It probably shouldn’t have been a great night for Shai Gilgeous-Alexander. His Oklahoma City Thunder were set for a marquee matchup against the Denver Nuggets, but they were very shorthanded. No Jalen Williams. No Isaiah Hartenstein. No Alex Caruso. Oh, and Chet Holmgren had the flu, so he was ruled out closer to tip. Plenty of teams would have punted the game under those circumstances.
But Gilgeous-Alexander has been making lemonade all season. Oklahoma City has spent virtually all season dealing with injuries and absences, yet the Thunder still have the NBA’s best record. So Gilgeous-Alexander led the Oklahoma City B-Team against one of the best teams in the league and, naturally, had one of the best nights of his career.
Let’s start with what he didn’t do, because there’s not much of that. Gilgeous-Alexander finished the game with 35 points, 15 assists and nine rebounds. That left him one rebound short of a triple-double, which, amazingly, would have been just the third of his career and the first since 2021. I bring this up mostly to prove that Gilgeous-Alexander is, in fact, mortal, because little else from Monday’s exhibition suggests as much.
In the third quarter, Gilgeous-Alexander drilled a step-back 3-pointer to take his scoring total, at that point, up to 22 points. That made it 126 consecutive games in which he’s scored at least 20, tying a 63-year-old Wilt Chamberlain record that frankly seemed unbreakable. Even LeBron James, who reached 10 points 1,297 times in a row, never had a 162-game streak with 20 or more.
But Gilgeous-Alexander did so and, considering the shots he lives off as a guard, that seems almost impossible. Remember, Chamberlain was a 7-foot-1 center at a time when the league was much smaller and less athletic. Gilgeous-Alexander, without those physical advantages and in a league that plays at a slower pace, has become so absurdly consistent that he was able to achieve something six decades’ worth of players haven’t. Gilgeous-Alexander will have a chance to break the record on Thursday, when the Thunder face the Celtics.

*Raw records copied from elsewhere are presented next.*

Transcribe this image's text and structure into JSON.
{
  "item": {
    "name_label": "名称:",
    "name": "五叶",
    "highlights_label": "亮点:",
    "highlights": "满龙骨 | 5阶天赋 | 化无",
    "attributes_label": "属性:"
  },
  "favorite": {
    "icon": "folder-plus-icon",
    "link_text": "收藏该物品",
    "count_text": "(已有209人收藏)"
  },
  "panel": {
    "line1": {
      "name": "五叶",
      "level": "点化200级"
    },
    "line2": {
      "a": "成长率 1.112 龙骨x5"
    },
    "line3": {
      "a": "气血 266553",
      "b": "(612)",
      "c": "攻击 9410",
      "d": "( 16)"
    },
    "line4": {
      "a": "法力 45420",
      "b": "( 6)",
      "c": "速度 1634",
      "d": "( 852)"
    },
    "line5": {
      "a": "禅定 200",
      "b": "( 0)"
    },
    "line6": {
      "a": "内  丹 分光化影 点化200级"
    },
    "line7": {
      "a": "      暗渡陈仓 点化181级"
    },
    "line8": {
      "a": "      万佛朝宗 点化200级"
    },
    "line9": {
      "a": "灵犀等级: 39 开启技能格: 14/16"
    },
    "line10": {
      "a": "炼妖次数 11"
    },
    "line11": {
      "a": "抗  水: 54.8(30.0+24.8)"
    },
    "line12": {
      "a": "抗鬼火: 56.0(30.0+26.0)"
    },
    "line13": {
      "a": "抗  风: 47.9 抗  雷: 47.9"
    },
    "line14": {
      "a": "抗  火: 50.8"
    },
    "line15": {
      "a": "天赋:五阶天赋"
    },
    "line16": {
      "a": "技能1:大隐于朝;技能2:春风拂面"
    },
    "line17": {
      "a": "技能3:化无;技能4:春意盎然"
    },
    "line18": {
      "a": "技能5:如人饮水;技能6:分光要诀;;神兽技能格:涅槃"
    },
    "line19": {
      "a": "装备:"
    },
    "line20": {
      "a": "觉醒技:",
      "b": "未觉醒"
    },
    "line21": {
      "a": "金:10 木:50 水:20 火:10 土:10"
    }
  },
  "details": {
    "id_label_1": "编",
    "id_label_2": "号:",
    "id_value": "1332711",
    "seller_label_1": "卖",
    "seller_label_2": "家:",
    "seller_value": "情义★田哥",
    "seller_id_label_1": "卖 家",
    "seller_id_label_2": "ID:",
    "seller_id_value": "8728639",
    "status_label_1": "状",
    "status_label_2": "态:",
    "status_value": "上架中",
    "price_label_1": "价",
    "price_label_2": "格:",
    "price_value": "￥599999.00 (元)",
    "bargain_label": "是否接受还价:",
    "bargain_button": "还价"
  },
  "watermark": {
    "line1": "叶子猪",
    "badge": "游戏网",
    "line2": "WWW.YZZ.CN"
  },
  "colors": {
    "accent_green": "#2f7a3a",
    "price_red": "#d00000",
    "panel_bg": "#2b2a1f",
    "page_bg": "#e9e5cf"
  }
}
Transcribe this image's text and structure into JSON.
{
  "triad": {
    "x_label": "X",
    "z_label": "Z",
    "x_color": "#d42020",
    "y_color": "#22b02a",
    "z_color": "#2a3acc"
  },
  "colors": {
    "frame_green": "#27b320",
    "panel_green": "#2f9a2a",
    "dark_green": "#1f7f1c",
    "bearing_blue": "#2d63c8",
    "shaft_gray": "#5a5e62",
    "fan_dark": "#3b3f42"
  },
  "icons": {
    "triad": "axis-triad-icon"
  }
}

Gilgeous-Alexander didn’t stop there. In the final minutes, Denver mounted a furious comeback and managed to turn an eight-point deficit with two minutes to go into a 126-126 tie. So where did the Thunder go to try to break that tie? Gilgeous-Alexander, who won the game on a step-back 3-pointer with less than three seconds to play.

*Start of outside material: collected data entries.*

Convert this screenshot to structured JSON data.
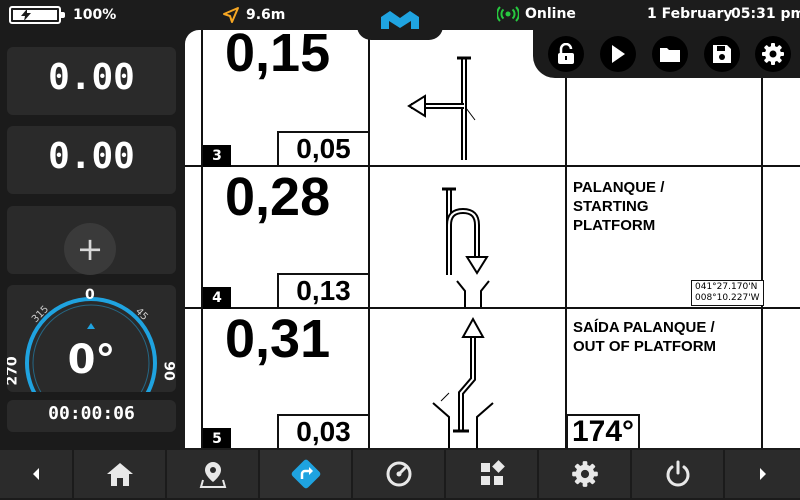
{
  "status_bar": {
    "battery_percent_label": "100%",
    "battery_level": 1.0,
    "distance": "9.6m",
    "connection_status": "Online",
    "date": "1 February",
    "time": "05:31 pm",
    "accent_green": "#27c93f",
    "accent_orange": "#f5a623",
    "brand_blue": "#1fa3e0"
  },
  "left_panel": {
    "counter_1": "0.00",
    "counter_2": "0.00",
    "add_label": "+",
    "compass": {
      "heading": "0°",
      "heading_value": 0,
      "labels": {
        "n": "0",
        "e": "90",
        "w": "270",
        "ne": "45",
        "nw": "315"
      }
    },
    "timer": "00:00:06"
  },
  "toolbar": {
    "icons": [
      "unlock-icon",
      "play-icon",
      "folder-icon",
      "save-icon",
      "gear-icon"
    ]
  },
  "roadbook": {
    "rows": [
      {
        "step": "3",
        "total": "0,15",
        "partial": "0,05",
        "notes": [],
        "gps": [],
        "heading": ""
      },
      {
        "step": "4",
        "total": "0,28",
        "partial": "0,13",
        "notes": [
          "PALANQUE /",
          "STARTING",
          "PLATFORM"
        ],
        "gps": [
          "041°27.170'N",
          "008°10.227'W"
        ],
        "heading": ""
      },
      {
        "step": "5",
        "total": "0,31",
        "partial": "0,03",
        "notes": [
          "SAÍDA PALANQUE /",
          "OUT OF PLATFORM"
        ],
        "gps": [],
        "heading": "174°"
      }
    ]
  },
  "bottom_nav": {
    "items": [
      "chevron-left-icon",
      "home-icon",
      "map-pin-icon",
      "route-icon",
      "gauge-icon",
      "widgets-icon",
      "gear-icon",
      "power-icon",
      "chevron-right-icon"
    ],
    "active_index": 3
  }
}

Already, we’re talking about a historic night. But here’s the kicker: Gilgeous-Alexander was facing Nikola Jokić, arguably his only serious challenge in this season’s MVP race. The two have finished first and second in each of the last two races, with Gilgeous-Alexander winning in 2025 and Jokić taking the 2024 trophy. The two had already faced off head-to-head twice this season, with the Thunder taking both and Gilgeous-Alexander scoring 70 points in those two wins. But a game-winner like this against his biggest rival may have been the signature moment he needed to tie up this year’s MVP race. Sure enough, both FanDuel Sportsbook and Caesars Sportsbook have Gilgeous-Alexander as a -800 favorite to win MVP after Monday’s win.
Oh, and if you’re looking for a cherry on top? FanDuel also now has him as a slight -105 favorite to win Clutch Player of the Year over Anthony Edwards. The samples are small enough in that race that a single, high-profile shot can theoretically swing a race. So sure, why don’t we throw another possible trophy into Gilgeous-Alexander’s case?
And to think, all of this came on a night in which the Thunder were far from full strength. That’s where they’ve been for most of the season. It hasn’t mattered in large part because Gilgeous-Alexander has been the best player in the league, and if he keeps doing this when the Thunder are healthy in a few months, he’s only going to add more records and hardware to his collection.